We have inherited tagging policies with 40 mandatory tags. Adherence was around 15%. The cost report built on top was fiction. A tagging strategy is only as good as the percentage of spend it can actually attribute, and that percentage is almost always the thing nobody measures.
Five tags, not forty
We start with the smallest set that answers the questions finance and engineering actually ask. For most clients that is owner, environment, cost-center, service, and team. Everything else is optional metadata. If a tag does not change a decision, it does not belong in the mandatory list.
- owner - a person or team that can answer for the spend
- environment - prod, staging, dev (drives the biggest cost split)
- cost-center - the line finance reconciles against
- service - the product or system the resource belongs to
- team - who to ask when service is ambiguous
Enforce at the gate, not in a meeting
Manual tagging never reaches 90%. We enforce required tags in the IaC pipeline - a Terraform default_tags block plus a policy check (OPA/Conftest or tflint) that fails the plan if a required tag is missing. For the AWS-native route, Tag Policies plus an SCP that denies resource creation without the keys. The point is that the wrong place to discover a missing tag is the monthly bill.

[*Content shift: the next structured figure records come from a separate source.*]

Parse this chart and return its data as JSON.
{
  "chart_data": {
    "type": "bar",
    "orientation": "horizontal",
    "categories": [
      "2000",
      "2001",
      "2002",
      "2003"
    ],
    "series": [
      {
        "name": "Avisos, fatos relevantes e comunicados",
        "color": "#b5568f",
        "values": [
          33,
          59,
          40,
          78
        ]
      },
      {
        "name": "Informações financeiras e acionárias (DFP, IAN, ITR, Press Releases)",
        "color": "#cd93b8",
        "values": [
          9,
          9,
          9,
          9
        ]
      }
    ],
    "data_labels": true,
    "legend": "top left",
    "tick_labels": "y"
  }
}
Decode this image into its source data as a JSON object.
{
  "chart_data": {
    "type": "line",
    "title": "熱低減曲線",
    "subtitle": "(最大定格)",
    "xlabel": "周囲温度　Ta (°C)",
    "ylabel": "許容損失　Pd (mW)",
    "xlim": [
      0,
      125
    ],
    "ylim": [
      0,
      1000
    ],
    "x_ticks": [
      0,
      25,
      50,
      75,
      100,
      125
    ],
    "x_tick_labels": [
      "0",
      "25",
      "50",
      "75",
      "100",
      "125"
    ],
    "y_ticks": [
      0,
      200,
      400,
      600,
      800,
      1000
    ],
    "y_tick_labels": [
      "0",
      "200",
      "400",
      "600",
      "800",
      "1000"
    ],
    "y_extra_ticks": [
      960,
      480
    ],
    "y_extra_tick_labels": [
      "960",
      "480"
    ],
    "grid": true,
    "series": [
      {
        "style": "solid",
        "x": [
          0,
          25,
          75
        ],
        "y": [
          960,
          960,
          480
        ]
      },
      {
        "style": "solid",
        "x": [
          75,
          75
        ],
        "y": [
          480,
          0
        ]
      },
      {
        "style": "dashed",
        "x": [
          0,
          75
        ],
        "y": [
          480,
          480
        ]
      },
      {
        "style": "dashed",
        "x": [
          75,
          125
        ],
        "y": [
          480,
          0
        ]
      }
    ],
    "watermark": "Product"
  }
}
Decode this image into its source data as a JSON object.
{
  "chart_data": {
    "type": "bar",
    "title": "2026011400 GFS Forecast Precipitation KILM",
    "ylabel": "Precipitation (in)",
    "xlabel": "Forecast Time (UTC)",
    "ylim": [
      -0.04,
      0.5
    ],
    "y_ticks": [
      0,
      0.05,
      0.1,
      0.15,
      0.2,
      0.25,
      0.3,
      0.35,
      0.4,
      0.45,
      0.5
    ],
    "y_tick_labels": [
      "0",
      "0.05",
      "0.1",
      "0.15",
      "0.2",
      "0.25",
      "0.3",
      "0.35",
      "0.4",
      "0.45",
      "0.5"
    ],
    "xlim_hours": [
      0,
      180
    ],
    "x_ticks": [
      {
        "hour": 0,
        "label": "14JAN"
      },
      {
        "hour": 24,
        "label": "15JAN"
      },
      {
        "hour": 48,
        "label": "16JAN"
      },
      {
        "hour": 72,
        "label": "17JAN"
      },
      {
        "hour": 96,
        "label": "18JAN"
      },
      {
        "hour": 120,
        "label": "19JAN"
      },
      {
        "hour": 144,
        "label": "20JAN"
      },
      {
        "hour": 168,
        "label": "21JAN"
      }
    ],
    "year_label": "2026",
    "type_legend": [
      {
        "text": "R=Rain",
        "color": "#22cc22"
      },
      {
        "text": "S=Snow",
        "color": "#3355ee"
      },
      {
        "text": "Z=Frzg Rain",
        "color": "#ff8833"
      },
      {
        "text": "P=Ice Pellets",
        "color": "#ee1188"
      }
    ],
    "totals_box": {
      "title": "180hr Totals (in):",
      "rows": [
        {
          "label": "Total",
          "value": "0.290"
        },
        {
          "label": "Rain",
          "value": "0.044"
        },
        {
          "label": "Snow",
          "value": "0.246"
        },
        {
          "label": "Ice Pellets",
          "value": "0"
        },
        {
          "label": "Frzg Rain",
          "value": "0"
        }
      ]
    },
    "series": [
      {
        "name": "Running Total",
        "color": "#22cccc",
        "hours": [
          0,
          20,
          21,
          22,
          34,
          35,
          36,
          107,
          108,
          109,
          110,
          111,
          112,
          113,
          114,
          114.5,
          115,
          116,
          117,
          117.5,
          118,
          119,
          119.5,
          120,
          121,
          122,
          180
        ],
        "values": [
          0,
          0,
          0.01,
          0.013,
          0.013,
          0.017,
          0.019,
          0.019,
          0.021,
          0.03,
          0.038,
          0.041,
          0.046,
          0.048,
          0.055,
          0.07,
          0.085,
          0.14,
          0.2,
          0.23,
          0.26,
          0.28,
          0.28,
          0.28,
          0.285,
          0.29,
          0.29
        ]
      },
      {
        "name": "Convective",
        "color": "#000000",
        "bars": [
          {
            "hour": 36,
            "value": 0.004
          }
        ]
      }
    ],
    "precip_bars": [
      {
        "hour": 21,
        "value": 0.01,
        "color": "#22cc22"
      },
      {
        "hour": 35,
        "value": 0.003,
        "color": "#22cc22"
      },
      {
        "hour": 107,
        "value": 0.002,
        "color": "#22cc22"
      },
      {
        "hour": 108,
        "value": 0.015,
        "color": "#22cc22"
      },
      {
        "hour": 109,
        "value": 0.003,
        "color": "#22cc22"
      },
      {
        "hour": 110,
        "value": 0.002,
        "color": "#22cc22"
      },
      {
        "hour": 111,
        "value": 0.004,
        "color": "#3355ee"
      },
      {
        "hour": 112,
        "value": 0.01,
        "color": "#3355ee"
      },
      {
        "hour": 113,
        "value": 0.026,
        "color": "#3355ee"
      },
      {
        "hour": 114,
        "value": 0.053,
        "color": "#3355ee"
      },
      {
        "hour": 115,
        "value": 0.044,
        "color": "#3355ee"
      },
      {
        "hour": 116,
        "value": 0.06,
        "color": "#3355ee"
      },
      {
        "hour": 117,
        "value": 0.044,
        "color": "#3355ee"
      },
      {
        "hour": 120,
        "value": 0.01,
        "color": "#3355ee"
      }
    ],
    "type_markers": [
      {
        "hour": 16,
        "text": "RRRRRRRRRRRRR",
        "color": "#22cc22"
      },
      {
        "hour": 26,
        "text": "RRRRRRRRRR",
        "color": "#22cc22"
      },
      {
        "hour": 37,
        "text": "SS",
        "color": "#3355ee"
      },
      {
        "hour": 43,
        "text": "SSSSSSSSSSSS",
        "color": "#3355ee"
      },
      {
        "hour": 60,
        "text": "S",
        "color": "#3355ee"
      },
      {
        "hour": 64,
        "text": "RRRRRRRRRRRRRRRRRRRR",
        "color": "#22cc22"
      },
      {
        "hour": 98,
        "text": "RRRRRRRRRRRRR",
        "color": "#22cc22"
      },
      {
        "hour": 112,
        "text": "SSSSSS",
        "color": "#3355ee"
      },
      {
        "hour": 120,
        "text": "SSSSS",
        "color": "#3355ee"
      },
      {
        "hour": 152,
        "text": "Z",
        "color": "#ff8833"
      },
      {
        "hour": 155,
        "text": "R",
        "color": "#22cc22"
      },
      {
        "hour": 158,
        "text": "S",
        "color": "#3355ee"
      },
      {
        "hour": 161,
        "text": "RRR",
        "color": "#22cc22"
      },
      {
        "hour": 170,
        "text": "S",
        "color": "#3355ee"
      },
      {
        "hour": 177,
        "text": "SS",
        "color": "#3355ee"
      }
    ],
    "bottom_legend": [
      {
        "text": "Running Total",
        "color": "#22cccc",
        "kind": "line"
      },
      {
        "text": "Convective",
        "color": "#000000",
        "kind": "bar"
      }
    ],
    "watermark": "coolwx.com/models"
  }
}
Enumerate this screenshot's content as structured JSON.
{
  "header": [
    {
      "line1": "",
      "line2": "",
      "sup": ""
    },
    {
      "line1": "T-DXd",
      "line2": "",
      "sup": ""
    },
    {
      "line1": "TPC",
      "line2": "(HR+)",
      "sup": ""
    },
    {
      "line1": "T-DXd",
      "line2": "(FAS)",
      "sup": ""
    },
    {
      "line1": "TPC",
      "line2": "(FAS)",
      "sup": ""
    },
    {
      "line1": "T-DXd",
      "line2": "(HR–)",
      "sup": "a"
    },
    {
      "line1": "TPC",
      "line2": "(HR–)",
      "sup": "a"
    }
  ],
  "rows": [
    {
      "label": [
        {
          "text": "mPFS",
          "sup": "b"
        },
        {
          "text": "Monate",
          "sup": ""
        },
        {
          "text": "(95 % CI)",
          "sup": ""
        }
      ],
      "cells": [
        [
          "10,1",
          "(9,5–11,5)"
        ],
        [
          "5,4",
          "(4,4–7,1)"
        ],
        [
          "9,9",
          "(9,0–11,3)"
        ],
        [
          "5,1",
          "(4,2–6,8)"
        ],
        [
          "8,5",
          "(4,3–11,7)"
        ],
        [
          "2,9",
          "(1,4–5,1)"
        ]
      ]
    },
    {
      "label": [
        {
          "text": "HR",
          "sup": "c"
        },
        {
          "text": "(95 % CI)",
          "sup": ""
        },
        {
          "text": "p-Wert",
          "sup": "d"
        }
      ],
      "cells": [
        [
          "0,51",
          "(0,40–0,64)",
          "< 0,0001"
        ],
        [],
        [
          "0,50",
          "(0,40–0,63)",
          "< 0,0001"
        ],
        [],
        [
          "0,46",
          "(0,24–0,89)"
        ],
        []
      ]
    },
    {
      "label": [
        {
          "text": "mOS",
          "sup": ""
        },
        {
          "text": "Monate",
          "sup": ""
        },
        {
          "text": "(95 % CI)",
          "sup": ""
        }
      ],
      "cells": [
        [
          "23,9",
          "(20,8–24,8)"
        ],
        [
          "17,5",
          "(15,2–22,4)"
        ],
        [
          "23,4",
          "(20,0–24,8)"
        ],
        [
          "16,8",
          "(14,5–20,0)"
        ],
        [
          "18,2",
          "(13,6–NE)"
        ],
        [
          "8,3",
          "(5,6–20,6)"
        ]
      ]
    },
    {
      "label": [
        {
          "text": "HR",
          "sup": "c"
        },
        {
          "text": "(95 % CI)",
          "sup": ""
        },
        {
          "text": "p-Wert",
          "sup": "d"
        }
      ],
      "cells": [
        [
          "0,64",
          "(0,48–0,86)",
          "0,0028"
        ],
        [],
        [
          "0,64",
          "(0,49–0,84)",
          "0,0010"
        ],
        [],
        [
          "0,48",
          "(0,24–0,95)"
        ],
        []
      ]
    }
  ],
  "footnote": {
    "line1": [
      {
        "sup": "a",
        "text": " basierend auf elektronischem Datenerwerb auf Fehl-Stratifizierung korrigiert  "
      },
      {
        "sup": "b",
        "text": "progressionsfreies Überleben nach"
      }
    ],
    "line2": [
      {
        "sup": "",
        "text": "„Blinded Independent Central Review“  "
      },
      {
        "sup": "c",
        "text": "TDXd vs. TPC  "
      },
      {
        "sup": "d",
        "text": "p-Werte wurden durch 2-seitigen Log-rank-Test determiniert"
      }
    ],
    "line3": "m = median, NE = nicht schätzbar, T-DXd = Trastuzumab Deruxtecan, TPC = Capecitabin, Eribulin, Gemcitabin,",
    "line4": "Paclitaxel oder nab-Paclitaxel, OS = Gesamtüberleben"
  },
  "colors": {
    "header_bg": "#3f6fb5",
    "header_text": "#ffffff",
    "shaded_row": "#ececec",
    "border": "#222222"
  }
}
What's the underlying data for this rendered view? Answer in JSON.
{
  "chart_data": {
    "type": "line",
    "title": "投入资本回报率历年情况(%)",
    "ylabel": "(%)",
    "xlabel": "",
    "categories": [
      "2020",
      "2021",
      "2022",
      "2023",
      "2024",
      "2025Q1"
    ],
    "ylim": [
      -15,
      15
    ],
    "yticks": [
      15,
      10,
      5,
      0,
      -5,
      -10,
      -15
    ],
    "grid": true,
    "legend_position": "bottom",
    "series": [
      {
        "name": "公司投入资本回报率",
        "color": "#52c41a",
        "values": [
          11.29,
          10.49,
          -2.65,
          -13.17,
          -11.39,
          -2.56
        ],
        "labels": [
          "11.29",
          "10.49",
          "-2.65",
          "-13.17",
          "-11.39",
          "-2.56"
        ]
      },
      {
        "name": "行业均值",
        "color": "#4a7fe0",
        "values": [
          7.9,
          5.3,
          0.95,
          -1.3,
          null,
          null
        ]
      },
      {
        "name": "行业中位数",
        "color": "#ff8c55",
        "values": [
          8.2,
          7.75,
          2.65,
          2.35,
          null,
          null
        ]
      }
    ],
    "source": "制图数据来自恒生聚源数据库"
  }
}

If a tag can be skipped, it will be skipped. Enforcement at deploy time is the only policy that holds.
default_tags {
tags = {
environment = var.environment
cost-center = var.cost_center
service = var.service
owner = var.owner
team = var.team
}
}Plan for what you cannot tag
Data transfer, shared NAT gateways, support charges, and a lot of marketplace spend simply do not carry tags. We see 10-25% of a bill land in this untaggable bucket. Pretending it does not exist breaks every chargeback model. Instead we split shared costs by a proportional key - usually each team's tagged share of compute - and we document the rule so nobody argues about it later.
Once enforcement is live, attribution climbs from the usual 60% to above 95% within two billing cycles, and the cost report stops being a source of arguments.